After recently mentioning that I would consider an investment in the Vanguard Wellington Fund if I wanted to create wealth in such a way that I did not have to spend much time thinking about investments or intended to pass the ownership stake on to someone that did not have much knowledge about investing (i.e. if you wanted to turn your children into trust fund babies in a way that they could not ruin it, you’d want to set up a restricted trust that only permitted the kids to receive the interest and dividend income generated by the fund, perhaps with the instruction that the assets transfer into an S&P 500 index fund if the Wellington Fund were to ever cease to exist).
Anyway, when I wrote about it recently, some readers wanted to know if they were still allowed to contribute to the fund, given the fund’s press release on February 28th, 2013:
“Vanguard Group said on Thursday it would stop opening new accounts from financial advisers and institutional customers in its popular $68 billion Wellington Fund, which invests in a mix of stocks and bonds.”
If you are an individual investor looking to start your own $3,000 investment in the Wellington Fund, you may still do so. If you already have established a position in the Vanguard Wellington Fund and you are running, say, a pension, you may continue to add to the account. However, if you were setting up a workplace pension and did not already have a position in the Wellington Fund, then you may not do so. But for most of you, you should be fine getting started with the Wellington Fund if you have yet to start.
Why would the Wellington Fund choose to close the fund down to financial advisors and the big institutions? Most ostensibly, it’s a way to protect you, the small investor. Depending on the tallied stock prices of the day, there is a total value of roughly $70 billion in the Wellington Fund. If a pension manager deposits $2 billion into the fund, it puts pressure on the Wellington management team to deploy that money effectively. That $2 billion would then get spread across all the assets, and shape your future returns as well. Given that most companies today are trading at valuations well above their ten-year averages (i.e. investors usually pay $18-$22 for each dollar of profit that Hershey generates, but today they are willing to pay $26-$29). This moderately high pricing makes it difficult for the Wellington Fund management team to deploy large infusions of cash effectively, so they have banned investors with large resources from adding cash to the fund, which would likely lower the returns for other investors.

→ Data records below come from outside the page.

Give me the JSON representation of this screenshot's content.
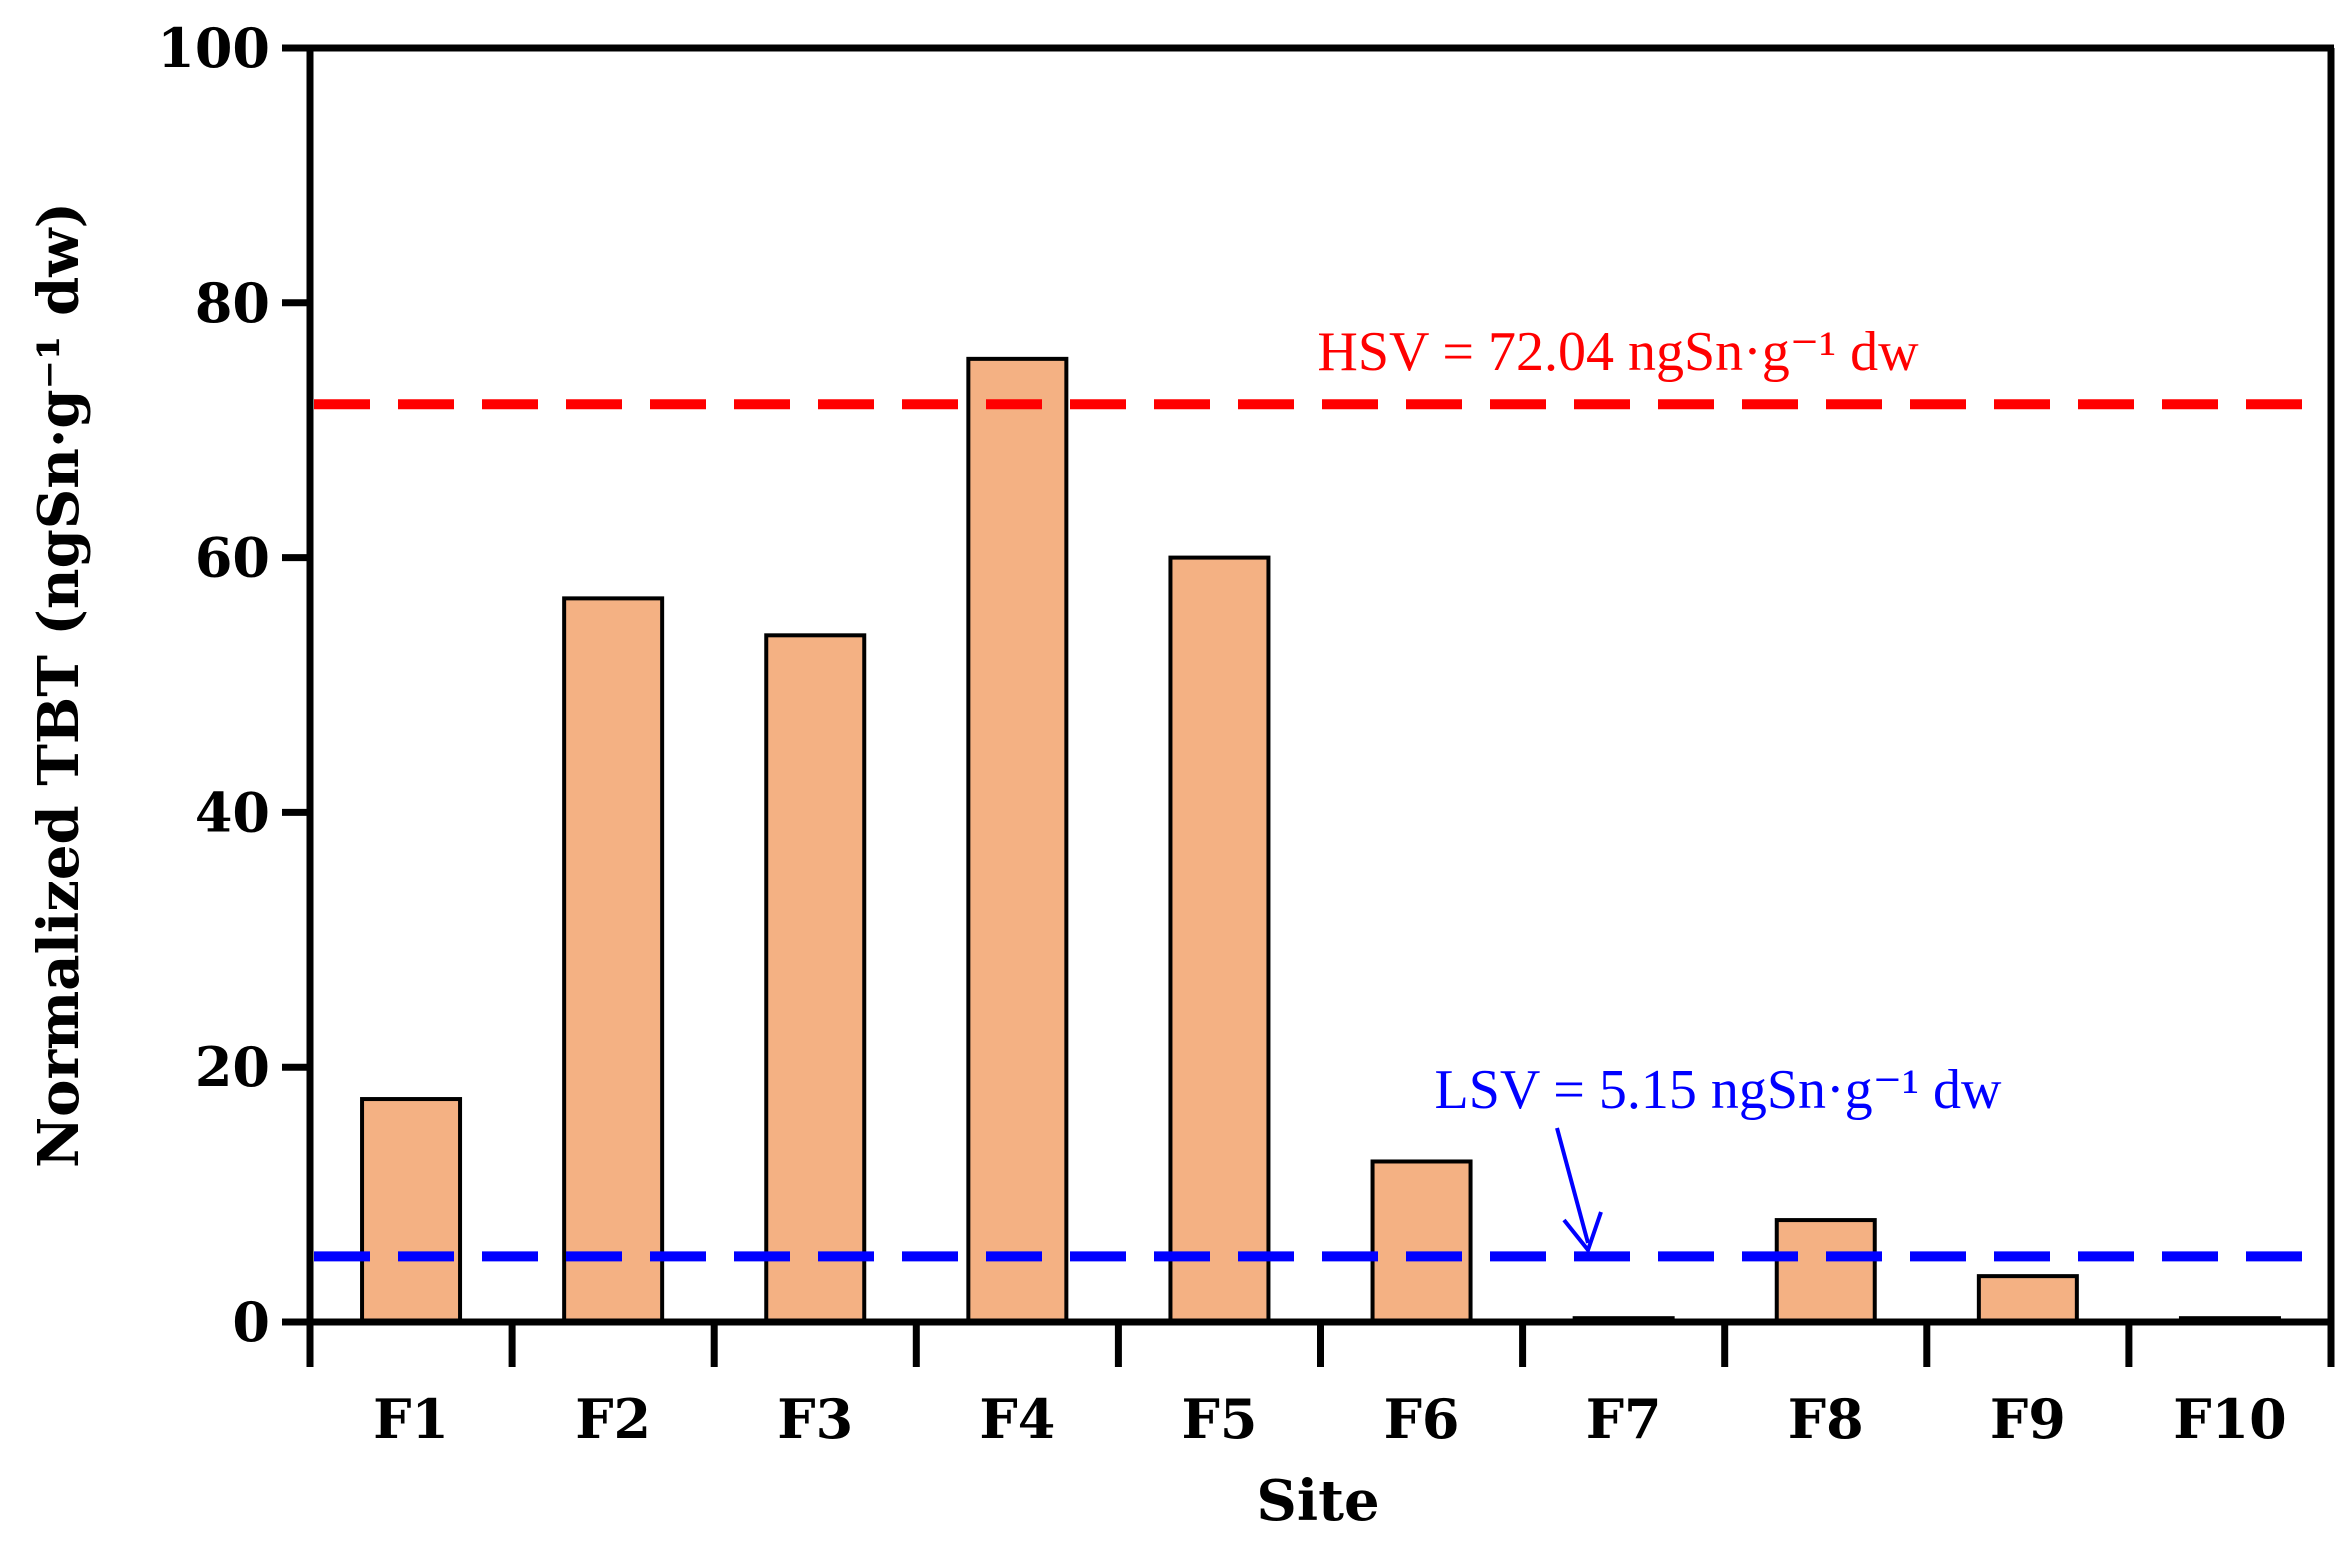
{
  "chart_data": {
    "type": "bar",
    "title": "",
    "xlabel": "Site",
    "ylabel": "Normalized TBT (ngSn·g⁻¹ dw)",
    "categories": [
      "F1",
      "F2",
      "F3",
      "F4",
      "F5",
      "F6",
      "F7",
      "F8",
      "F9",
      "F10"
    ],
    "values": [
      17.5,
      56.8,
      53.9,
      75.6,
      60.0,
      12.6,
      0.3,
      8.0,
      3.6,
      0.3
    ],
    "ylim": [
      0,
      100
    ],
    "yticks": [
      "0",
      "20",
      "40",
      "60",
      "80",
      "100"
    ],
    "grid": false,
    "bar_color": "#f4b183",
    "reference_lines": [
      {
        "name": "HSV",
        "value": 72.04,
        "label": "HSV = 72.04 ngSn·g⁻¹ dw",
        "color": "#ff0000"
      },
      {
        "name": "LSV",
        "value": 5.15,
        "label": "LSV = 5.15 ngSn·g⁻¹ dw",
        "color": "#0000ff"
      }
    ]
  }
}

Personally, I don’t own the Wellington Fund. I much prefer individual stock picking because I believe I am able to pick the kinds of companies that the Wellington Fund holds such as Chevron, Wells Fargo, Pfizer, and Colgate-Palmolive, and given that belief, it makes sense for me to bypass the 0.25% asset override that the fund charges. However, I do think that the fund can serve its purpose well—if you want to own an asset, or pass on an asset, that requires little thought or attention, it’s a great asset to own. And the good news is that, if you are an individual investor, you still have the option to establish a position in the fund if you so desire.